As I continue my bleak science fiction parade toward the new year, I wonder why I've never read Brave New World before.

In Brave New World, Aldous Huxley takes on consumerism, the media, genetic engineering, recreational drugs, religion, herd mentality, individualism, and lots of other socially relevant topics, weaving them into a science fiction setting that our world resembles more every day.

The setting and society are the stars of the show in Brave New World. The people live in a caste system based on genetics, conditioned from birth and pacified by drugs, living to consume goods and take soma to forget their troubles. Free love is encouraged but free thinking is not. Bernard Max can't seem to get with the program and winds up nearly causing a revolution.

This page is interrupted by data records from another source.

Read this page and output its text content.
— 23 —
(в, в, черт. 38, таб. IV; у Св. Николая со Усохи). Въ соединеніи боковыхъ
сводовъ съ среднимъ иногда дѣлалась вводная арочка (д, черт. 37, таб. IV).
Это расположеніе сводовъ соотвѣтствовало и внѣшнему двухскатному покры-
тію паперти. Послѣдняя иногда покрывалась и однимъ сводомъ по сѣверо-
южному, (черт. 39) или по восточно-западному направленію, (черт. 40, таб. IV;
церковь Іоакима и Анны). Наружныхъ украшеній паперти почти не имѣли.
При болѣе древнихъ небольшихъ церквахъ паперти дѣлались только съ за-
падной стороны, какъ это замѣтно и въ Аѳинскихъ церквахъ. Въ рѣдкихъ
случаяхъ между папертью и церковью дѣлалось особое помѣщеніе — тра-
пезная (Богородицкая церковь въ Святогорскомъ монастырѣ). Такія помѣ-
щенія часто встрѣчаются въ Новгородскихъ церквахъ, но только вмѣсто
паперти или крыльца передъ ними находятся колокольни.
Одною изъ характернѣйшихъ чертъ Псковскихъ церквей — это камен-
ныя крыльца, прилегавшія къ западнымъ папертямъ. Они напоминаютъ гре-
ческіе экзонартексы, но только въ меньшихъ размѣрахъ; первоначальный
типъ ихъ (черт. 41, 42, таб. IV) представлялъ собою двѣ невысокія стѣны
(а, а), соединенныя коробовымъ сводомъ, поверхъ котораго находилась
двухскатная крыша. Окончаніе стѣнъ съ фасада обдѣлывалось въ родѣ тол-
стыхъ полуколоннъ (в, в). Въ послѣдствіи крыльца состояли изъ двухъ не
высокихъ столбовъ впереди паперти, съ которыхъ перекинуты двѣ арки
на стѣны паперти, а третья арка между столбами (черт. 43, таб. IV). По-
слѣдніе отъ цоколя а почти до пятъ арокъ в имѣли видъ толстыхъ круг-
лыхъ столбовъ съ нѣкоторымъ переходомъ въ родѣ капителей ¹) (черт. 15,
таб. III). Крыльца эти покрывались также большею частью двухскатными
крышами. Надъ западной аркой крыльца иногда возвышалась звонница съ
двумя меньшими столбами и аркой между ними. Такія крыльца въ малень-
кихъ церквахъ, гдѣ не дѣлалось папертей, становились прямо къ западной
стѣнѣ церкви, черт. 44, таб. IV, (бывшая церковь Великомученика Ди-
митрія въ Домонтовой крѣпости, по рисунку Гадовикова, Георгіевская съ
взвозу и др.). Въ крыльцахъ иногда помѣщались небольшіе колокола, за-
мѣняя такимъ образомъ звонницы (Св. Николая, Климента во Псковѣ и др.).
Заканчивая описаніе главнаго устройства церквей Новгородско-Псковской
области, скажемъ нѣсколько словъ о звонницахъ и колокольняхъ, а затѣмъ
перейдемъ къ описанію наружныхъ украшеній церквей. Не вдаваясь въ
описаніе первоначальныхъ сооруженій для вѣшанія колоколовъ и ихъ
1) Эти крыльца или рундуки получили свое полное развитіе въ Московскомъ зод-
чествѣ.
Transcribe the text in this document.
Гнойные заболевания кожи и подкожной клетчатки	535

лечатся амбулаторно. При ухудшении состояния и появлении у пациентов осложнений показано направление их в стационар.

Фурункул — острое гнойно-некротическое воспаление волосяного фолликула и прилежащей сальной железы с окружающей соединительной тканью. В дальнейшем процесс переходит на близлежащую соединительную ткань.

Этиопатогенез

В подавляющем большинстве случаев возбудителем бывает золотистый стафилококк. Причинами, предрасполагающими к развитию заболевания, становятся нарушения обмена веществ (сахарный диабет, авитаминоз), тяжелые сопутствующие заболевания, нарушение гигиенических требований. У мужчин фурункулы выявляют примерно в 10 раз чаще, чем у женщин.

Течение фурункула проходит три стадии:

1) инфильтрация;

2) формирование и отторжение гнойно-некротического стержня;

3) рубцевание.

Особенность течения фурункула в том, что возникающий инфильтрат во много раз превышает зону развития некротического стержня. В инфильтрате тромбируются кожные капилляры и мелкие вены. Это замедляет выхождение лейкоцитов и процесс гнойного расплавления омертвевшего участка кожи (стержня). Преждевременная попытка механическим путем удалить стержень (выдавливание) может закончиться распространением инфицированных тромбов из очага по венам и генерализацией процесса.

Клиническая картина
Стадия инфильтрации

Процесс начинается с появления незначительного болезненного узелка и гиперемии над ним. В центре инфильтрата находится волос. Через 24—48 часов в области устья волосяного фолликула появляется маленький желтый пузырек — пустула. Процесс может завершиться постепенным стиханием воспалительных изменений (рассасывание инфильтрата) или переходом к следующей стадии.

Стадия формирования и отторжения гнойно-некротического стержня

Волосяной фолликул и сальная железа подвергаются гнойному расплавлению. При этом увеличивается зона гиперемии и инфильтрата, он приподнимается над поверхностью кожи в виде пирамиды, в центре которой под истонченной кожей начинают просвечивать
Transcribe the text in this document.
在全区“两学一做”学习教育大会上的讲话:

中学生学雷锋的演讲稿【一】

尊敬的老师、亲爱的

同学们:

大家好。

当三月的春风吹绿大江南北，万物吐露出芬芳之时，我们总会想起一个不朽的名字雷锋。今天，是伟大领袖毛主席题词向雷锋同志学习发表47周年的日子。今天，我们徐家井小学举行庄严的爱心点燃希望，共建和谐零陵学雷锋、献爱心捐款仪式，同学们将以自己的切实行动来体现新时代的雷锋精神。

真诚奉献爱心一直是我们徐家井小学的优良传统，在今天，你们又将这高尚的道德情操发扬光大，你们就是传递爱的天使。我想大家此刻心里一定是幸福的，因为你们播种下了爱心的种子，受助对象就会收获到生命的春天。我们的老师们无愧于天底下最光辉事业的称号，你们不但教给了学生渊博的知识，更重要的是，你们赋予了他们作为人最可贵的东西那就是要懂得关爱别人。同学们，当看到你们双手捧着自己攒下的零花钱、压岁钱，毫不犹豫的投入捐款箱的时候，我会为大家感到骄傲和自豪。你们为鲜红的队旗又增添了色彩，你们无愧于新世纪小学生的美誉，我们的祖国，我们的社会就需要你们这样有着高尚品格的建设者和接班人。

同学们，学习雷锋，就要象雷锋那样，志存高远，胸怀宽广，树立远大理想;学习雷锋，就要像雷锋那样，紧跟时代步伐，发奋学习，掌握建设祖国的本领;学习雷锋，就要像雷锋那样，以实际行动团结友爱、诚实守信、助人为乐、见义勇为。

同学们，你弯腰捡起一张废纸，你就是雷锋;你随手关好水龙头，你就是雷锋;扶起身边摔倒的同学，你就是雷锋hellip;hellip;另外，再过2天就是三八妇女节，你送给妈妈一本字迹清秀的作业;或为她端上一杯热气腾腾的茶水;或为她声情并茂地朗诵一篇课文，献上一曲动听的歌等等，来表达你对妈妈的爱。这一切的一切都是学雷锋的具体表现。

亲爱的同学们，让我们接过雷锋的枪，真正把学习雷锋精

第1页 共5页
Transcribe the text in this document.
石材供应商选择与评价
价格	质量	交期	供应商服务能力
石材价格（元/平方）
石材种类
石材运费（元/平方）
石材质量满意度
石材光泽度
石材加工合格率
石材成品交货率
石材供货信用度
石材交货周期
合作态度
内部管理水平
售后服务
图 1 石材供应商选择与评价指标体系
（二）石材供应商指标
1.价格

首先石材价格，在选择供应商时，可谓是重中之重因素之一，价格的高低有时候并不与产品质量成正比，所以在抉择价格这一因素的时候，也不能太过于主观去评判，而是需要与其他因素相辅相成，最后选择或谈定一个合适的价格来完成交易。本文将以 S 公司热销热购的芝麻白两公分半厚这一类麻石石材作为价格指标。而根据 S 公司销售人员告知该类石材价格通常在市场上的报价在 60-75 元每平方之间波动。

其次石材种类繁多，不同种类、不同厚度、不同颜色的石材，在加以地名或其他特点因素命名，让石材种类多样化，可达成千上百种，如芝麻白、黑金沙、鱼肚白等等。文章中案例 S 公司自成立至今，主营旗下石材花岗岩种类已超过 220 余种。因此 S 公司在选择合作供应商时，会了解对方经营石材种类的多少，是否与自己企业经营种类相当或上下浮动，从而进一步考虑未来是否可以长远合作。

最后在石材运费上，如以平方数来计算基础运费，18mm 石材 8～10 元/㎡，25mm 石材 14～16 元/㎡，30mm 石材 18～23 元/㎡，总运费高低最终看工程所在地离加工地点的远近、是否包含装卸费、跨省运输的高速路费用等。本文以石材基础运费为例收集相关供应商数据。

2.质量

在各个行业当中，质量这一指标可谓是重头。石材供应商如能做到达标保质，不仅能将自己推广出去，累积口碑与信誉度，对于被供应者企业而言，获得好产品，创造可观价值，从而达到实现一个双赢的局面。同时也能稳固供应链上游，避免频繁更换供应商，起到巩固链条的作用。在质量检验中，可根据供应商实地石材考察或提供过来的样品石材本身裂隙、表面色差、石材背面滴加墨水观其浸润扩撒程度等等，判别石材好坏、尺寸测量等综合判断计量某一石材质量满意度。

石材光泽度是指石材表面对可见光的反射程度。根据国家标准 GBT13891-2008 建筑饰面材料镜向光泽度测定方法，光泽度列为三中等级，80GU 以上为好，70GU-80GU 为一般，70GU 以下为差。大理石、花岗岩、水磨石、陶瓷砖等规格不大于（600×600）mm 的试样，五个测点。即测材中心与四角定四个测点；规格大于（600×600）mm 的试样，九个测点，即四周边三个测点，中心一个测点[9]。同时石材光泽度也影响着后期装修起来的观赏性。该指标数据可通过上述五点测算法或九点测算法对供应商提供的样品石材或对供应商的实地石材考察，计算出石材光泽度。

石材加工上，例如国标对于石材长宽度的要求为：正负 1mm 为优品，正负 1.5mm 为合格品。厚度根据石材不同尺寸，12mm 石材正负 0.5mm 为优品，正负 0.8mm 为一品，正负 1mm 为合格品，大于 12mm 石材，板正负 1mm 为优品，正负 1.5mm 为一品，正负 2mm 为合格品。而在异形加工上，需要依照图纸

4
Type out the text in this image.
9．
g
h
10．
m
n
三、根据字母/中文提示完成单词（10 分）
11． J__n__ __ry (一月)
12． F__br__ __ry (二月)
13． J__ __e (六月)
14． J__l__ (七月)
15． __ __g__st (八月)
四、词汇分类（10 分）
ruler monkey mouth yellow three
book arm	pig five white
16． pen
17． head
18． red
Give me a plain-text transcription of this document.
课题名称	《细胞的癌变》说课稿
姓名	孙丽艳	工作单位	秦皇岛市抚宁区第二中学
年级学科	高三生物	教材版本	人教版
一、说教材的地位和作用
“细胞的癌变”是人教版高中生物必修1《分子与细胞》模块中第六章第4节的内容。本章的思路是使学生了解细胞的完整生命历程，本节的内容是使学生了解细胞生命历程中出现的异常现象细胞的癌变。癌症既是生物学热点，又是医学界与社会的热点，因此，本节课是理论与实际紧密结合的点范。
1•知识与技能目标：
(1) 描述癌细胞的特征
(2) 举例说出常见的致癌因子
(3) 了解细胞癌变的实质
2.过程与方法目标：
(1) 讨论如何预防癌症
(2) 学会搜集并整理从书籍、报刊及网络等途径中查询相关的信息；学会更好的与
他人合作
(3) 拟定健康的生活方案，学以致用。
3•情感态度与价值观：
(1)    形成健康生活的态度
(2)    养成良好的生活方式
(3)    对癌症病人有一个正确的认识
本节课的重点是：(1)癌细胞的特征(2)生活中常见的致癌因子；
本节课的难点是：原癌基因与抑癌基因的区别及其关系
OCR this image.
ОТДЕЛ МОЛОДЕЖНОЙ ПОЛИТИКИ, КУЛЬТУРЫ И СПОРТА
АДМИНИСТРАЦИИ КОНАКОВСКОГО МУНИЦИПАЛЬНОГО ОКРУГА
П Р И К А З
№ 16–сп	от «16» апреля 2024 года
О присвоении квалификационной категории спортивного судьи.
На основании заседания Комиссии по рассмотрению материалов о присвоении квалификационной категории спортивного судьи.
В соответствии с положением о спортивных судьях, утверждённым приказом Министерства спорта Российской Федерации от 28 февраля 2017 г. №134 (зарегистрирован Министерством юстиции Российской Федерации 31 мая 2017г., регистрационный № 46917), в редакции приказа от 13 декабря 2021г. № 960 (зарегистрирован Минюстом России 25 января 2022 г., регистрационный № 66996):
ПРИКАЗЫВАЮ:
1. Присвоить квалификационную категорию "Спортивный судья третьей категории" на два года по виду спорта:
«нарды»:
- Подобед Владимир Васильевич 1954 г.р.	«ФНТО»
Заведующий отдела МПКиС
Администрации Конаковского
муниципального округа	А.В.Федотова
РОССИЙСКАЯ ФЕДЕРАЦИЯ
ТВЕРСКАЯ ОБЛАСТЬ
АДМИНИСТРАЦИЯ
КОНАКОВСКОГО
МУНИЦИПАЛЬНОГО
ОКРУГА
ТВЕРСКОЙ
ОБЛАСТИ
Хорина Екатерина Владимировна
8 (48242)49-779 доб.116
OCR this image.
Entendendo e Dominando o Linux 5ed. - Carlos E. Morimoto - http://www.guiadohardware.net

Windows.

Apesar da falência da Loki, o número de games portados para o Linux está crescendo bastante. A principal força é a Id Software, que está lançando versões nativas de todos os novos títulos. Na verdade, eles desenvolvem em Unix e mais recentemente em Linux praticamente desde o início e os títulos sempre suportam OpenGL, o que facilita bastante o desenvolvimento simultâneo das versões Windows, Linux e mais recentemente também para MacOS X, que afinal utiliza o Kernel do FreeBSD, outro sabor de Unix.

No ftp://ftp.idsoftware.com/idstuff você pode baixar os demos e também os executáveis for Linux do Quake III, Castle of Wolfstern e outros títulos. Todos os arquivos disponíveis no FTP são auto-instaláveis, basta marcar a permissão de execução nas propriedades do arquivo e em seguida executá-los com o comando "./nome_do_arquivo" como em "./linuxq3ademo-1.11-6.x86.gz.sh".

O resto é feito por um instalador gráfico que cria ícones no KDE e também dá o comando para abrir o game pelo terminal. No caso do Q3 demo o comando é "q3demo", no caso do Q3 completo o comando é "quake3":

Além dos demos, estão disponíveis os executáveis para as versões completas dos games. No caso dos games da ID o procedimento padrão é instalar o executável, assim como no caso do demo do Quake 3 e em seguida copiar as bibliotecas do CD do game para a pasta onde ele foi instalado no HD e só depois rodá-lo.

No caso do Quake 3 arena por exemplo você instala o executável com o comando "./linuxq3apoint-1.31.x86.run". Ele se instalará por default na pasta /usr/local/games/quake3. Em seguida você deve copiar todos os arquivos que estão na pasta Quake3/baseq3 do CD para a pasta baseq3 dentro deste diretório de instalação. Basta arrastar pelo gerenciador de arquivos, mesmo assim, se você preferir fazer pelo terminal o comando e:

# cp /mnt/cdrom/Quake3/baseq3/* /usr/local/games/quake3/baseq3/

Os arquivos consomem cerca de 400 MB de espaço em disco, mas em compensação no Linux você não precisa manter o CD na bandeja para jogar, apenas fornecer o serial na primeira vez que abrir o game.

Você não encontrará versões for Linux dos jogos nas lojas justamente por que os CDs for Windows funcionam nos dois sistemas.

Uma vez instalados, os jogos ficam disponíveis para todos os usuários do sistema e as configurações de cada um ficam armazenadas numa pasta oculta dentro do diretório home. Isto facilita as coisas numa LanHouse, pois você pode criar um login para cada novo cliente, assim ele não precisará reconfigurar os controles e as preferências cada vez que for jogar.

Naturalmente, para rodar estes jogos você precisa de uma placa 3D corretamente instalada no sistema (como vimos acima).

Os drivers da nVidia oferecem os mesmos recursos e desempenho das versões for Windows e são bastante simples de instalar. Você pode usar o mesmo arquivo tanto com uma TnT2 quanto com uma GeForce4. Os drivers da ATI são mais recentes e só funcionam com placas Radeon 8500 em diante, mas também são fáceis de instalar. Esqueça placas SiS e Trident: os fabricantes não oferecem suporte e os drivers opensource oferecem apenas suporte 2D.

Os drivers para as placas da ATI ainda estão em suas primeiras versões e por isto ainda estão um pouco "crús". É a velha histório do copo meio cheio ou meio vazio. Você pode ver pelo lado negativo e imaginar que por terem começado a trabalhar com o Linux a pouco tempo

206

The characters are pretty secondary to the setting but it wasn't hard to feel sorry for Bernard, the square peg in a world of round holes. Even when he gets a measure of fame, he still can't manage to shake the feeling that something's wrong. John the Savage provides a nice contrast, an outsider looking in on a world everyone else sees as normal but he sees as hellish.

Huxley may not have thought so at the time but he may have been a futurist. Our culture seems to be moving in the direction of Brave New World all the time. The rampant consumerism, lowest common denominator entertainment, and herd mentality all seem a little too familiar. Is the internet our soma? Things to ponder...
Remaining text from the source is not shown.